Women who have been raped are individuals, who deserve to have voters, elected leaders, and the whole American population look them in the eye and call them by name. When we lump all women who seek abortions together and treat them like a mass, it’s easy to dismiss them as casual baby killers who simply want a pricy, invasive form of birth control. It gets far harder when we see them as individuals.

Paul Ryan
A woman I know was raped. I’ll call her “Linda,” since I have no Facebook friends of that name and nosy Nellies can’t track her back that way. A man Linda met mere hours earlier held her down on the bed of her own apartment and forced his body onto her. Afterward, he tried to make conversation, as though it were a one night stand. Like nine-tenths of rape victims, Linda was too ashamed to report her attack to the police.

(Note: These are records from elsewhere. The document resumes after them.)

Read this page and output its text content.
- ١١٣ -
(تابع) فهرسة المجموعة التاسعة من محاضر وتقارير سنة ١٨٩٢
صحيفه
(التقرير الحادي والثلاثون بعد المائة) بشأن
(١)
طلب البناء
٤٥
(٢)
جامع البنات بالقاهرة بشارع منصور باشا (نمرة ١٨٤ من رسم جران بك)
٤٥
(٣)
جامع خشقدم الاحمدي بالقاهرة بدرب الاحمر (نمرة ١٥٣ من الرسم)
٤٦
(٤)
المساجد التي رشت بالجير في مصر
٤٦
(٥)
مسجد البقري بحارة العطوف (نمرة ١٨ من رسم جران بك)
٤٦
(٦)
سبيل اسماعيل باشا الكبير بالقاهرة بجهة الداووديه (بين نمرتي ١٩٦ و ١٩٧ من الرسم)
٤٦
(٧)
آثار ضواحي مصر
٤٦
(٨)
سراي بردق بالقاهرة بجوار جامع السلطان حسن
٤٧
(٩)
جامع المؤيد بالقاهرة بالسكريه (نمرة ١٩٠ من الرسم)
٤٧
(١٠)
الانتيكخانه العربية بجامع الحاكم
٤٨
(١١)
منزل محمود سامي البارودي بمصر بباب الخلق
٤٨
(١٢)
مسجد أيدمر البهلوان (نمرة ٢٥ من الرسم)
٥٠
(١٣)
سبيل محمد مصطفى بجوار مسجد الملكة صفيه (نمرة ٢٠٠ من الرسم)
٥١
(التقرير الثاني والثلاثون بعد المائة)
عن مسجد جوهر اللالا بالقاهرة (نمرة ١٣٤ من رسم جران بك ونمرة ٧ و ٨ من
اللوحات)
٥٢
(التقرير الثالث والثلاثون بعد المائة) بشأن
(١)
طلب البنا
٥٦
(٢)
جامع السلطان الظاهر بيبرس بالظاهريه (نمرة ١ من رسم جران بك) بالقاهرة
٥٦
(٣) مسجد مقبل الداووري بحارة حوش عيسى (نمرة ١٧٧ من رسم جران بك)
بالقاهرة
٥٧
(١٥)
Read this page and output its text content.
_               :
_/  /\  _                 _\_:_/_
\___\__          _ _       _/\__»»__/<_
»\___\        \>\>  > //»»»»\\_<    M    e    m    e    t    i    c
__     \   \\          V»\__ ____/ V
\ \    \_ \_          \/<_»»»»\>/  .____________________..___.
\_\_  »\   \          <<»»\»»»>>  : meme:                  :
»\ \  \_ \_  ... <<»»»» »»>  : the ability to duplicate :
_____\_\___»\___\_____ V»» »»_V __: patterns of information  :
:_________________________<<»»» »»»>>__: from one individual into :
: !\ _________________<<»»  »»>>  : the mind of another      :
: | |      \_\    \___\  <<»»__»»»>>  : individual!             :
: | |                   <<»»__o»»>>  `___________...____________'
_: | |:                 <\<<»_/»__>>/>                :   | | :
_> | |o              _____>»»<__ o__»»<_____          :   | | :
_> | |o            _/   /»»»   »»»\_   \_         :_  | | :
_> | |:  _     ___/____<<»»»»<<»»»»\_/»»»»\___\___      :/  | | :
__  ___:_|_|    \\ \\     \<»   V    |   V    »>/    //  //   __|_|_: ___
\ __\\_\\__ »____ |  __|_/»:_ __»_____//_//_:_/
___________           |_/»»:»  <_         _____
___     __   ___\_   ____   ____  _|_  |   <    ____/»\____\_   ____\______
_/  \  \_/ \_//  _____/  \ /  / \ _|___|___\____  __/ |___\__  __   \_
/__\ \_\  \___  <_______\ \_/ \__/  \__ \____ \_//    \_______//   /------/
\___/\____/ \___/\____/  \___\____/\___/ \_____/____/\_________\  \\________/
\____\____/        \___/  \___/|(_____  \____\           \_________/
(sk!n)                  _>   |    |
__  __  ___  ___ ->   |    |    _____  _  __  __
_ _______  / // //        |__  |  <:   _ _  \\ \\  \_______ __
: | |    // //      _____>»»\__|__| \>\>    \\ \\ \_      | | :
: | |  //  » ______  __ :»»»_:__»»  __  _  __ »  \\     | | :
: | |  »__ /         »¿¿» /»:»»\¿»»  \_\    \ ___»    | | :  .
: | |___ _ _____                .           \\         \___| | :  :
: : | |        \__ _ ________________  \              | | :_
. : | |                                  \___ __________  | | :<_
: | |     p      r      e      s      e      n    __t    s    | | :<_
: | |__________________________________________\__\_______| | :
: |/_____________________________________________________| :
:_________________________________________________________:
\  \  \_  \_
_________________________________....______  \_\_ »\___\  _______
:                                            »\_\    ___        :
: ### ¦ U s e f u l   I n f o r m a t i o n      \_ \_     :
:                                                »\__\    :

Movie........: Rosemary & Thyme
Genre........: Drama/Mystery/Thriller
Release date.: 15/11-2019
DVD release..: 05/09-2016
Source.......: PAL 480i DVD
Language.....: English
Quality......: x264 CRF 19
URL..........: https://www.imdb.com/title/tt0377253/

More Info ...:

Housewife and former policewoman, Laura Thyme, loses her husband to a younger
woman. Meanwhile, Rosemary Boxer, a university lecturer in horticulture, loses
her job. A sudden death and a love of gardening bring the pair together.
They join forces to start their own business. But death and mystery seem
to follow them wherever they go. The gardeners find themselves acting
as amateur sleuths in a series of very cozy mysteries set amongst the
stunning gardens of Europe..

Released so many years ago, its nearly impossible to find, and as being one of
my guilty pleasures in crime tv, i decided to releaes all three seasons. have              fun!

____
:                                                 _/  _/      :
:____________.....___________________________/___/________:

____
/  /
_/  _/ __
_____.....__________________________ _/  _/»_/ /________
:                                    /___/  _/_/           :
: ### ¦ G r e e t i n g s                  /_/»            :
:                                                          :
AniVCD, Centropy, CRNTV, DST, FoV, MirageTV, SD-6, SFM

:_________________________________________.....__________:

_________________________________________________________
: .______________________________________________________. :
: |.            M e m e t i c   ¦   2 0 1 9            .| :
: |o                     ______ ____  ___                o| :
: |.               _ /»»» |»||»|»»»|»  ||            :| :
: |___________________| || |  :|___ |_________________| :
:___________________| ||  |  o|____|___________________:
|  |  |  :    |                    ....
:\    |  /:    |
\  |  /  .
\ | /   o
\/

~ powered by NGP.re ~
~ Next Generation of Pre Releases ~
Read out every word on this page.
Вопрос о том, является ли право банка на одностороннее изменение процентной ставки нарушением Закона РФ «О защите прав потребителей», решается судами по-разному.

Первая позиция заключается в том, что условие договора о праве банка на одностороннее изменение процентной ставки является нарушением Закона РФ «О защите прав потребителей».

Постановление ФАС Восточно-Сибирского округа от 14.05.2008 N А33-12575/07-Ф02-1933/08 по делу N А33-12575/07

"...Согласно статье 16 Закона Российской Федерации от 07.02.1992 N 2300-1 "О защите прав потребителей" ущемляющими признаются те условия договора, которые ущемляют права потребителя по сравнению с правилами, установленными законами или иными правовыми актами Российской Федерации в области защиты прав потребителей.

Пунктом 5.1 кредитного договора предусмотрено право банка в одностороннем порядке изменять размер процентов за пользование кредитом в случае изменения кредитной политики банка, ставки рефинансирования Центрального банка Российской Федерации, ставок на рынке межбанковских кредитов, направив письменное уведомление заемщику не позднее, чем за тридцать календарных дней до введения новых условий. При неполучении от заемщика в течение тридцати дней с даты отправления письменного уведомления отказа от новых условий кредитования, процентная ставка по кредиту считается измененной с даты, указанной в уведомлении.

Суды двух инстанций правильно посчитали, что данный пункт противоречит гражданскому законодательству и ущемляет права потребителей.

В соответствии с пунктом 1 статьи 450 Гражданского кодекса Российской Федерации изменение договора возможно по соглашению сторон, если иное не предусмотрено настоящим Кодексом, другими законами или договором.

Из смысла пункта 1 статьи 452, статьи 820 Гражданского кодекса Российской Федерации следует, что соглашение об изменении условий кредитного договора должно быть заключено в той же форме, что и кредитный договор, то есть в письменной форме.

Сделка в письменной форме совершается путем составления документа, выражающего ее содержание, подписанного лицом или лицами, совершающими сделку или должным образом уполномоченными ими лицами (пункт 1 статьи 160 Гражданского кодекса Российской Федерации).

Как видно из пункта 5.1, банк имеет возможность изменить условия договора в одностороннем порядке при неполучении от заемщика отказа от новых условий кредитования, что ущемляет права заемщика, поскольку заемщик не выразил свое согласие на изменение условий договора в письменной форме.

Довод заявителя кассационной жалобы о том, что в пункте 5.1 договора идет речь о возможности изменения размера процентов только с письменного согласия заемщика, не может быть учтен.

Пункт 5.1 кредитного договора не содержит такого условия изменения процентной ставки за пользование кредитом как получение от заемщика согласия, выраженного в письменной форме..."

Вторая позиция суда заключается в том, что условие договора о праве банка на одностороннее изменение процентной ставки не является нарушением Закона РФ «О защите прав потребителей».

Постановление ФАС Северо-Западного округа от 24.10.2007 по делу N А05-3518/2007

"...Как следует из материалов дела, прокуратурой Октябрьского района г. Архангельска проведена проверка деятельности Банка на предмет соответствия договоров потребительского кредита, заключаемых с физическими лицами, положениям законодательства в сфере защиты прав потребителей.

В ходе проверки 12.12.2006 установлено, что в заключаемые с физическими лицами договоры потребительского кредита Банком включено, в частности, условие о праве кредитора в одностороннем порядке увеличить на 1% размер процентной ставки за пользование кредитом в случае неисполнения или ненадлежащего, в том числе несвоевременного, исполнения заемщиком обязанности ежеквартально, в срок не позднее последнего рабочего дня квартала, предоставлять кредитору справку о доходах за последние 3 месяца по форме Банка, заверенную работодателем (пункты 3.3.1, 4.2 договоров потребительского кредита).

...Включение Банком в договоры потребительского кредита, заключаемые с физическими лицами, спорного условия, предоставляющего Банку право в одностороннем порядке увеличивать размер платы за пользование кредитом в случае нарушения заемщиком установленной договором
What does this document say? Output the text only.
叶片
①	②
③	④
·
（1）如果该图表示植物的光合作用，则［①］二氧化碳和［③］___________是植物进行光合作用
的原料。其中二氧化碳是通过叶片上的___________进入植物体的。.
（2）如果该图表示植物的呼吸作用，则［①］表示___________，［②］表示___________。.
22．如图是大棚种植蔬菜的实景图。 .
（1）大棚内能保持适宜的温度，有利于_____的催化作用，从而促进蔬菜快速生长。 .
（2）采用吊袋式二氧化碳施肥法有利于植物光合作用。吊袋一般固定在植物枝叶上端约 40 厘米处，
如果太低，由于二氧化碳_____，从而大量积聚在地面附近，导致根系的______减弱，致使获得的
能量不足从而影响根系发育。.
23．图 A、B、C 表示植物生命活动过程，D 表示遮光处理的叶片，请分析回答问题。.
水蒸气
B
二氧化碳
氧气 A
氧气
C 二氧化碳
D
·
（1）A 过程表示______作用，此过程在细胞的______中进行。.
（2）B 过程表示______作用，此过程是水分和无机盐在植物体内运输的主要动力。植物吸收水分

Two months later, Linda faced a pregnancy scare. Because Linda and her boyfriend are Christians, they had not had sex. The father could only be the man who raped her. She had to face the implications of her rape, now that all prosecutable evidence was gone, and now that it appeared her lingering effects might be physical, as well as psychological. As a Christian, she had to weigh all her options in terms of her relationship with God.

Thankfully, after a trip to her doctor, it turned out no pregnancy existed. Her symptoms were probably related to the ongoing psychological trauma of her rape. But during the time while that scare existed, its consequences for Linda, and for everybody who cared about her, was very real. She, and her loved ones, had to make a decision that would have consequences for all of them, for the rest of their lives.

The last thing they needed was some politician, who would never meet Linda, making decisions for her.

Chances are, you know a woman who was raped. If she hasn’t told you already, she may never do so, because that isn’t something survivors like to bring up; some find that they cannot say the word for years after the event. But an estimated one in four American women has been raped, usually by somebody she previously trusted. And most of those women do not report the rape to the law, for fear of being judged or ignored.

Politicians, theologians, moral absolutists—in short, anybody who wants to dictate choices available to rape survivors—I defy you to sit down with a woman who has been raped. I defy you to look her in the eye and tell her that her pregnancy is somehow morally separate from her rape. I defy you to tell her that you have more right than her to make decisions about her body.

Especially since somebody else already tried to take control of her body away from her.

Stop treating these women, who have already been harmed by men, as though they lack the autonomy to comprehend their own choices. Stop treating them as a class, deserving either our high-handed control or our abstract pity. They need us to treat them like individuals, with all the respect individuals deserve.